On 11/19/2013 03:08 PM, Anuradha Talur wrote:
Hi all, This mail is regarding quota logging for the following conditions : 1. Soft-limit alerts - "Usage crossed soft-limit" and "usage above soft-limit" 2. Quota exceeded warning Issue with the soft-limit alerts logging -- Currently, the soft-limit alerts are logged in the brick logs when a write is made and soft-limit is exceeded. In a scenario where there are a large number of bricks, it is difficult for the system admin to poll all the bricks for a soft-limit alert.
If polling is the mechanism for a soft-limit alert, why not have it as part of a command? The quota list CLI or an alternate new command can provide the list of directories on which soft-limit has been breached. This CLI can be polled to determine which of the directories exceeds soft-limit.
Issue with the quota exceeded logging -- When the quota exceeds, op_errno is set to EDQUOT and eventually "Quota exceeded" logs are being logged in the client logs (nfs.log, fuse mnt log,..) as of now (Similar to other op_errors logging). An issue has been raised stating that the quota hard-limit and soft-limit exceeding logs should be logged in same file.
Why is logging being preferred over CLI? If logging has to be the preferred mechanism for alerting, can we not use LOG_ALERT across all log files?

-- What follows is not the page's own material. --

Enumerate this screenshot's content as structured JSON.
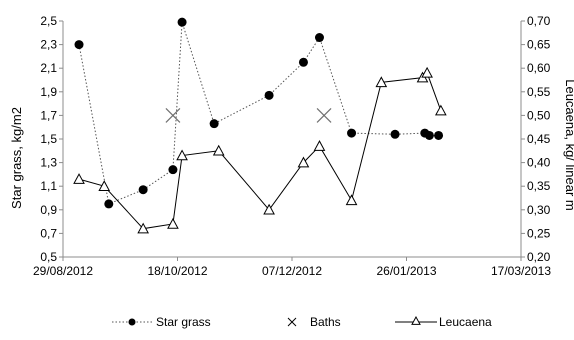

Logs being seen in nfs.log and fuse mount log are useful in determining what errors are being returned to applications. In addition logging in fuse and bricks can potentially be used by different consumers. The fuse log files would be useful for an administrator who manages compute and the brick log files are useful for an administrator who manages storage.
So a need for a unified logging has been proposed. We came up with the solution that all the soft-limit alert logs and the quota exceeded logs should be logged in quotad.log file.
Why cannot these logs be in the brick log files? Since both quota and marker xlators are part of the brick stack, logging in brick log files seems to be a better choice.
Resulting in the limit exceeded logs being logged in all the nodes in the cluster. The sys admin can poll any one node to get the status of soft-limit and hard-limit.
Wouldn't we be flooding all nodes with similar information? With a centralized logging infrastructure, we might end up with a lot of repeated/redundant logs.
Approach proposed to achieve this solution -- During the event of soft-limit/hard-limit exceeding, glusterd is informed. glusterd of the current node should interact with the glusterd of the other nodes in the cluster indicating the issue. All the glusterd's talk to their respective quotad to log the limit exceed in their logs. The following bugs are related to the points made here -- https://bugzilla.redhat.com/show_bug.cgi?id=1020816 https://bugzilla.redhat.com/show_bug.cgi?id=1019302 Is this approach recommended?
I don't think this is a very clean approach. Having a CLI and/or providing the right log messages in brick log files at level LOG_ALERT seems to be good enough for alerting.
-Vijay